Sharon Foster and her husband introduced me to Marshall twenty years ago. They brought him spring cleanup a local school, together we planted a mound of strawberries. He was funny, energized and a creative person and we were neighbours, living in studios on the opposite side of Portland Street in Toronto.
Marshal was living art, handsome in baggy blue jeans, singlet, worn Birkenstock and floppy brimmed hat. He effortlessly played music instruments, cooked, constructed, sculpted and painted.
For me he built shelves and an outside staircase to my studio.

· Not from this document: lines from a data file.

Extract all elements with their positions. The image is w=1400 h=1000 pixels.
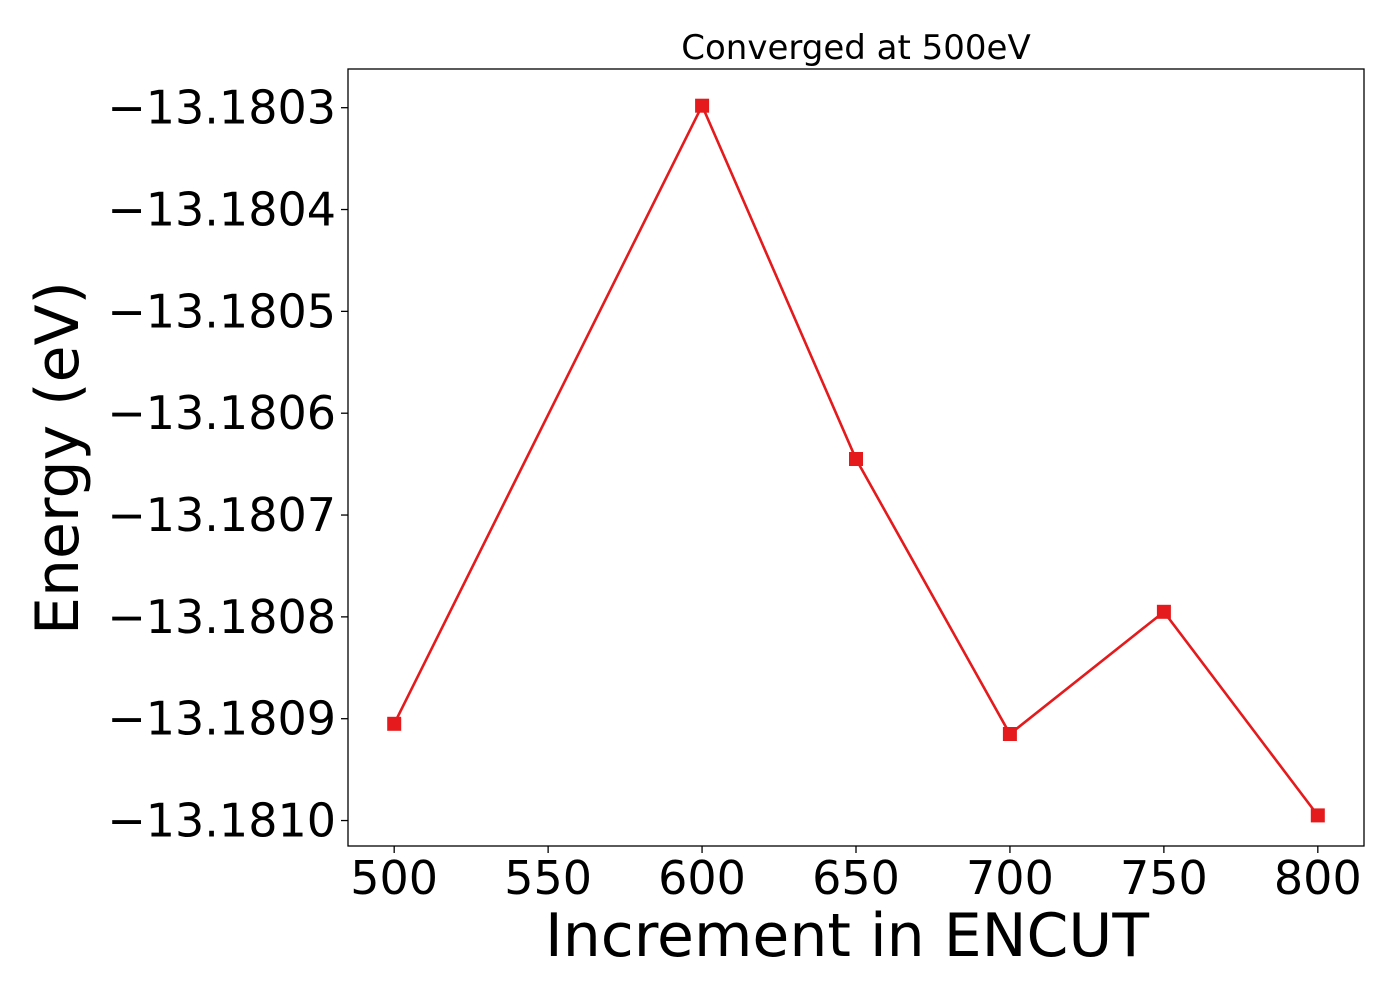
- x-tick-label: 750: [1120, 851, 1208, 905]
- series-line: [393, 102, 1319, 817]
- x-axis-ticks: 500 550 600 650 700 750 800: [350, 846, 1362, 905]
- x-tick-label: 650: [812, 851, 900, 905]
- x-tick-label: 550: [504, 851, 592, 905]
- data-point-marker: [1156, 604, 1171, 619]
- y-tick-label: −13.1810: [107, 794, 336, 848]
- x-tick-label: 800: [1274, 851, 1362, 905]
- x-tick-label: 500: [350, 851, 438, 905]
- data-point-marker: [1002, 727, 1017, 741]
- y-tick-label: −13.1803: [107, 81, 336, 135]
- y-tick-label: −13.1809: [107, 692, 336, 746]
- y-axis-label: Energy (eV): [23, 281, 93, 635]
- y-tick-label: −13.1808: [107, 590, 336, 644]
- data-point-marker: [849, 452, 863, 466]
- y-tick-label: −13.1804: [107, 183, 336, 237]
- x-tick-label: 600: [658, 851, 746, 905]
- chart-title: Converged at 500eV: [681, 28, 1030, 68]
- y-tick-label: −13.1807: [107, 488, 336, 542]
- y-tick-label: −13.1806: [107, 386, 336, 440]
- data-point-marker: [695, 98, 710, 113]
- x-axis-label: Increment in ENCUT: [545, 901, 1149, 971]
- data-series: [387, 98, 1325, 823]
- data-point-marker: [387, 716, 402, 731]
- x-tick-label: 700: [966, 851, 1054, 905]
- data-point-marker: [1310, 808, 1325, 823]
- y-tick-label: −13.1805: [107, 284, 336, 338]
- y-axis-ticks: −13.1803 −13.1804 −13.1805 −13.1806 −13.1807…: [107, 81, 348, 848]
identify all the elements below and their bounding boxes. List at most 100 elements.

We dated for a few weeks. Together, in his studio, for first date supper, we were both nervous. His flat was swept, maybe even mopped and the stuff piled away so there was space. It smelled like tuna and the sardines he fed the cat. The supper was planned and prepped but didn’t get cooked, the meal derailed due to drink. We bickered. He said he didn’t want a girlfriend.
I collected castoff architectural things. One day I found a pair of enormous two-handled, tree saws I knew he would love. I asked Marshall to wait in my garden as I brought them down from inside; he was so touched by the antiques or maybe the endurance of friendship after relationship shortfall, I think he cried.
At my new house he hung several old doors, perfectly. He used reclaimed molding to make a door lintel.
He was a constant friend. He called me every couple of weeks until recently. Saturday mornings he’d tell me if the cat seemed sick or was missing. How he got fired from an employer, only to have the same person figure later in the story as a supportive friend, who maybe lent him a phone or bought phone card. It often sounded like Marshall was living at the edge industrial park the building a parking attendant might work from. He asked if he could move into my garden shed. If I had said yes, the shed would certainly be in better state than it is now. But I said no. The calls slowed.
He sacrificed everything, comfort, companionship, art supplies, to be who he was. Alcohol was a constant.
He placed one of his sculptures in my garden. It is carved from a concrete parking bumper, an almost impossible medium to shape. There is a vertical wave and rising swirls. It is covered with moss: Marshall’s sculpture.